Des autobus sans conducteur ?

Des voitures sans conducteur ?  C’est pour demain, ou, disons, après-demain.

D’où sans doute l’inspiration pour faire rouler des autobus sans conducteur.  Une expérience est actuellement en cours à Louvain, où un minibus autonome, sans conducteur (mais bien avec disons un accompagnateur) accueille en principe des vrais usagers sur une ligne régulière.  En principe dirons-nous parce que ce n’est qu’à la quatrième tentative de l’auteur de ces lignes qu’il l’a vu fonctionner, mais bon…

Incise : la démo à Louvain – ligne expérimentale 16 – paraît nettement plus concluante que les tentatives précédentes (Woluwe, Han-sur-Lesse, …) en ce qui concerne les déplacements du véhicule.  Ici peu de freinages et autres mouvements brusques.  Une attitude prudente dans la circulation, à un petit 30 km/h, sans dépasser les vélos (nombreux), et en s’écartant des voitures en stationnement au point d’empiéter sur la bande de circulation du sens contraire (!), mais se rabattant bien à droite en vue d’un bus en face.  Il marque tous les arrêts, l’accompagnatrice forçant la fermeture des portes pour gagner un peu de temps ; il faut dire qu’en ce qui concerne la vitesse commerciale, notre robot-bus (comme ils l’appellent) s’est laissé dépasser par un régulier.  La vitesse commerciale prévue à l’horaire est de 10 km/h, contre 13 pour le régulier.

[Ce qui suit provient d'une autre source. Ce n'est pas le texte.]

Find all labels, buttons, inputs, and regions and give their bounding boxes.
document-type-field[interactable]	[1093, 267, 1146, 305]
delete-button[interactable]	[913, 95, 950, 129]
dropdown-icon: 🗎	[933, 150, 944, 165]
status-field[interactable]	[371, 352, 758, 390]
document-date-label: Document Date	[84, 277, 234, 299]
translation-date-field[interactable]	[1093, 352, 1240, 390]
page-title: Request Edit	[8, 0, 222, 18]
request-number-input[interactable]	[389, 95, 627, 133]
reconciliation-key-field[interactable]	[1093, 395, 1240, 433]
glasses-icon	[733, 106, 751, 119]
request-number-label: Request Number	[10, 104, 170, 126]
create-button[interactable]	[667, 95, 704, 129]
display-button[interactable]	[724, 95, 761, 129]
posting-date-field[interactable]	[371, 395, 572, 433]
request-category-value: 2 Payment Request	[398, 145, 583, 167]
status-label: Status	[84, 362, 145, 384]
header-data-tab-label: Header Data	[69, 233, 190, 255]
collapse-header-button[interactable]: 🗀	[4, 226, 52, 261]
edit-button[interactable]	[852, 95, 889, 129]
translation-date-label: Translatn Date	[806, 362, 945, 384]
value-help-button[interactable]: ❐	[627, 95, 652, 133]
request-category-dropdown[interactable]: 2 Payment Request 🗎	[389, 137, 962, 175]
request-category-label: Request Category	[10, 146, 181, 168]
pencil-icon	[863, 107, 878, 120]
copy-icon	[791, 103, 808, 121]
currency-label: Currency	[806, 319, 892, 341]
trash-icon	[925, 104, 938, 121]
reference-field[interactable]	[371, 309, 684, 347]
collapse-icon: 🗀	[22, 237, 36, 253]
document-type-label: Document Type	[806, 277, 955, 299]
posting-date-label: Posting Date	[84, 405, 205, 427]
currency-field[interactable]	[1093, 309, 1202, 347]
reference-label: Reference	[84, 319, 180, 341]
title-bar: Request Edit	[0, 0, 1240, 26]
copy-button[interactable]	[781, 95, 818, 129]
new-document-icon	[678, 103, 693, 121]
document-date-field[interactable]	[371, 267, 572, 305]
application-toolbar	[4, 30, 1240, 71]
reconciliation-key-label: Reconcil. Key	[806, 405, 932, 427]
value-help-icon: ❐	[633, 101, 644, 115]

Le véhicule comporte, outre un imposant poste de conduite dont l’utilité pose question, 8 places toutes assises ; le port de la ceinture est obligatoire, règle de sécurité qui dépasse de loin celles en vigueur dans les bus ordinaires, mais dont il résulte une capacité très faible (à peine plus qu’une grosse voiture).  Ceci sans doute a incité les organisateurs à exiger une réservation en ligne, pas vraiment idéal pour un transport public de proximité ; à un arrêt, un candidat-voyageur laissé pour compte a continué à pied, à côte de notre bus, avec un petit sourire ironique.

Avant de juger, reconnaissons qu’il s’agit d’une expérimentation, dont certaines faiblesses sont susceptibles d’être corrigées.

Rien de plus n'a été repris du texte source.